不用問,藍澤浩來相府肯定是來見俞子安的。到了竹林那邊,俞潇紫讓侍琴他們陪着藍振翺、藍銘瑄直接去湖中島,她和藍疏卿陪着藍澤浩去了俞子安的竹樓。
翠竹四季常青,雖然此時已經是深秋,竹林中的景象還是一點變化沒有。路上看到幾棵嫰筍,俞潇紫順手挖了給晚上加菜。
走到竹樓前,俞子安還是躺在小院中的竹椅上。一隻手抓着還帶着新鮮泥土的酒壇子,一隻手端着酒杯,閉着眼睛哼着不知名小調。

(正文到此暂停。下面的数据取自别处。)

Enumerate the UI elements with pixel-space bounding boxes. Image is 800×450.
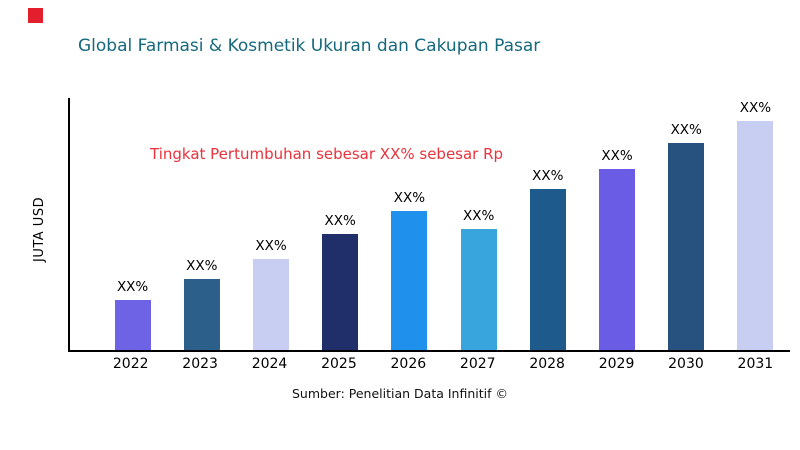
x-tick-label: 2030	[668, 356, 704, 372]
bar	[322, 234, 359, 350]
bar-value-label: XX%	[601, 147, 633, 164]
x-tick-label: 2025	[321, 356, 357, 372]
x-tick-label: 2022	[112, 356, 149, 372]
source-caption: Sumber: Penelitian Data Infinitif ©	[292, 386, 508, 401]
bar	[391, 211, 428, 350]
y-axis-label: JUTA USD	[32, 196, 47, 262]
chart-title: Global Farmasi & Kosmetik Ukuran dan Cak…	[78, 36, 541, 56]
bar-group: XX%	[375, 98, 444, 350]
bar-group: XX%	[582, 98, 651, 350]
bar-value-label: XX%	[462, 208, 495, 225]
plot-area: XX% XX% XX% XX% XX% XX% XX% XX% XX% XX%	[68, 98, 790, 352]
x-tick-label: 2029	[598, 356, 635, 372]
bar-group: XX%	[236, 98, 305, 350]
bar	[460, 229, 497, 350]
bar-value-label: XX%	[116, 278, 149, 295]
bar-value-label: XX%	[532, 167, 564, 184]
bar-value-label: XX%	[255, 238, 287, 255]
bar-group: XX%	[306, 98, 375, 350]
bar-value-label: XX%	[393, 190, 426, 207]
bar-group: XX%	[444, 98, 513, 350]
x-tick-label: 2028	[529, 356, 565, 372]
bar	[737, 120, 774, 350]
bar-value-label: XX%	[186, 258, 218, 275]
bar	[114, 299, 151, 350]
bars-container: XX% XX% XX% XX% XX% XX% XX% XX% XX% XX%	[70, 98, 790, 350]
x-tick-label: 2023	[182, 356, 218, 372]
bar	[668, 143, 705, 350]
bar-group: XX%	[721, 98, 790, 350]
x-tick-label: 2031	[737, 356, 774, 372]
bar-group: XX%	[167, 98, 236, 350]
x-axis-tick-labels: 2022 2023 2024 2025 2026 2027 2028 2029 2030 2031	[68, 356, 790, 372]
bar	[529, 188, 566, 350]
brand-logo-red-square	[28, 8, 43, 23]
x-tick-label: 2024	[251, 356, 288, 372]
x-tick-label: 2027	[459, 356, 496, 372]
bar-value-label: XX%	[739, 99, 772, 116]
x-tick-label: 2026	[390, 356, 427, 372]
bar	[183, 279, 220, 350]
bar	[599, 168, 636, 350]
bar-value-label: XX%	[670, 122, 702, 139]
bar-group: XX%	[513, 98, 582, 350]
bar-group: XX%	[98, 98, 167, 350]
bar	[253, 259, 289, 350]
bar-group: XX%	[652, 98, 721, 350]
bar-value-label: XX%	[324, 213, 356, 230]
growth-annotation: Tingkat Pertumbuhan sebesar XX% sebesar …	[150, 145, 504, 163]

俞潇紫推開虛掩着的院門,“爺爺,您又偷着挖我埋的酒。”
俞子安哧溜喝了一大口,“爺爺可不是偷挖,是有貴客到才去挖的。不知道你這一批酒有沒有釀好,就打開倒了一杯嘗嘗。”
藍澤浩對着俞子安拱手問好:“在下藍澤浩。”
俞子安将酒壇子放在一邊的小方桌上,起身拱手回禮:“俞子安。”
将藍澤浩讓到一邊坐下,俞子安對着俞潇紫和藍疏卿擺了擺手,“快開飯的時候讓大膽過來叫我們。要是做烤雞就多烤一些,我這兒已經沒了。”
俞潇紫囧,“又吃光了?”
俞子安撇了下嘴角,“架不住搶嘴的多,你給爺爺送再多也不夠吃。”
“知道了。我回頭會和侍琴說,再給您送的時候多做一些。”俞潇紫伸手拉住藍疏卿的胳膊,“那我們就先過去了。”
目送俞潇紫和藍疏卿走遠,藍澤浩眼裏難掩落寞,“當年我和璇兒也是如此恩愛。可是我卻不僅沒能保護好她,連爲她報仇都沒有做到。”
俞子安似乎知道藍澤浩口中的璇兒是誰,端着手中的酒杯将杯中的酒一飲而盡,“要報仇的話,現在爲時未晚。”
藍澤浩看向俞子安,本來滿是滄桑感的目光看起來更加深邃,“我想知道你已經知道的一切。”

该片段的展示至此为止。